Anopheles stephensi mosquitoes were reared as described above and maintained at insectary conditions throughout the experiment. For all experiments, two-to-four-day-old mosquitoes were used and placed in cups of 50 mosquitoes. The tralopyril group was topically pre-exposed 48 h (31 μM) prior to the infectious meal, while the chlorfenapyr group was topically pre-exposed 72 h (33 μM) prior to the infectious meal and the respective control group was exposed to acetone only, following the protocol described in Figure 4A. Mosquitoes were fed NF54 gametocyte cultures via prewarmed glass membrane feeders, adjusted to 0.5% stage V gametocytaemia with reconstituted blood. Approximately 24 h post-feed, dead, unfed or partially engorged mosquitoes were removed. Remaining mosquitoes were maintained on 10% sucrose solution. All treatment groups were analysed at 10 dpi, with only tralopyril-exposed and control mosquitoes processed for salivary glands at 18 dpi. For mosquito collection on timepoints,mosquitoes were anesthetized on ice, briefly immersed in 70% ethanol, snap-frozen at −80 °C for 10 min and transferred into phosphate-buffered saline (PBS) for dissection of midguts or salivary glands.

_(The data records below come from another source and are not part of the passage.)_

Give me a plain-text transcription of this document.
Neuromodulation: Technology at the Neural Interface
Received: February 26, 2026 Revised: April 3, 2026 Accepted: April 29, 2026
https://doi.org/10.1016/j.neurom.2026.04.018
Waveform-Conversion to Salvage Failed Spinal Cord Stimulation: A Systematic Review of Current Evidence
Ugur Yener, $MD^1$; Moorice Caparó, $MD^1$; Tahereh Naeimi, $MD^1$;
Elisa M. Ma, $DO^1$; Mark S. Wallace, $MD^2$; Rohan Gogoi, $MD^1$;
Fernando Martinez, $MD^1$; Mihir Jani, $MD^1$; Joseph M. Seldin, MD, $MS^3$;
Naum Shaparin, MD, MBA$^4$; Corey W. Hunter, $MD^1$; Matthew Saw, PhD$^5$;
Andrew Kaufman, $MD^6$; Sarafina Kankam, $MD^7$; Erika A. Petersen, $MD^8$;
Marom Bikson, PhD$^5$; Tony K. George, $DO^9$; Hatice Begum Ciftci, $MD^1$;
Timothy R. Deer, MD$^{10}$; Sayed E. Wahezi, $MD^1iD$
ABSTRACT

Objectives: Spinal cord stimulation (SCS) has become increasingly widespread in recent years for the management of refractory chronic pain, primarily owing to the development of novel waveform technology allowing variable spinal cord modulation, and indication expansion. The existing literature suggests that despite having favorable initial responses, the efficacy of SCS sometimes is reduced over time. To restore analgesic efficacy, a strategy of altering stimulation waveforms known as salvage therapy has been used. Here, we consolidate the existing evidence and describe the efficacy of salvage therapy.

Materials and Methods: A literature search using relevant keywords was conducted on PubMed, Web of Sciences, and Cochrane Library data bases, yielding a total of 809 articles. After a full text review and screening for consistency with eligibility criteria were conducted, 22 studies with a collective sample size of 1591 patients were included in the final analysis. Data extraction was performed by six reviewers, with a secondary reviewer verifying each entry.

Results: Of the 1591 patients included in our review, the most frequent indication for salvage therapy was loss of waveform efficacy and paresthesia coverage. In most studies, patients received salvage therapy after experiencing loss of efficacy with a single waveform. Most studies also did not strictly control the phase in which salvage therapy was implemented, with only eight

Parasite development analysis

Oocyst counts and size measurement were performed as described above for P. berghei, except timepoints for P. falciparum were day 10 dpi for midgut dissections (oocyst quantification) and day 18 dpi for salivary gland dissections (sporozoite quantification). Midguts were prepared the same as previously described for P. berghei and imaged on a Zeiss Axio Lab.A1 microscope at 10 × magnification. For oocyst size measurements, only fully visible oocysts were measured, and burst or partially visible oocysts were excluded. Analyses were performed using Fiji (v 2.9.0). ⁶⁸ Three-four biological replicates were completed and differences in oocyst counts were evaluated using a Mann-Whitney test (control vs tralopyril) and binomial GLM (control vs chlorfenapyr). Graphs and statistical analysis were done via Graphpad prism 10 (GraphPad Software, La Jolla, California USA), unless otherwise noted. Binomial GLM was done using RStudio (v4.5.0) ⁶⁹ (github, https://github.com/NataliePortwood/Portwood_et-al_2026). Salivary glands were dissected on day 18 dpi and pooled in groups of five in 1.5 mL tubes containing 10 μL PBS. Glands were homogenised with a pestle, and residual tissues were washed into a tube with an additional 10 μL PBS. Sporozoites were counted using a haemacytometer chamber (Neubauer, 0.1 mm) using a Zeiss Axio Lab.A1 light microscope. Six biological replicates were performed and differences in sporozoite number were evaluated using a Mann-Whitney test.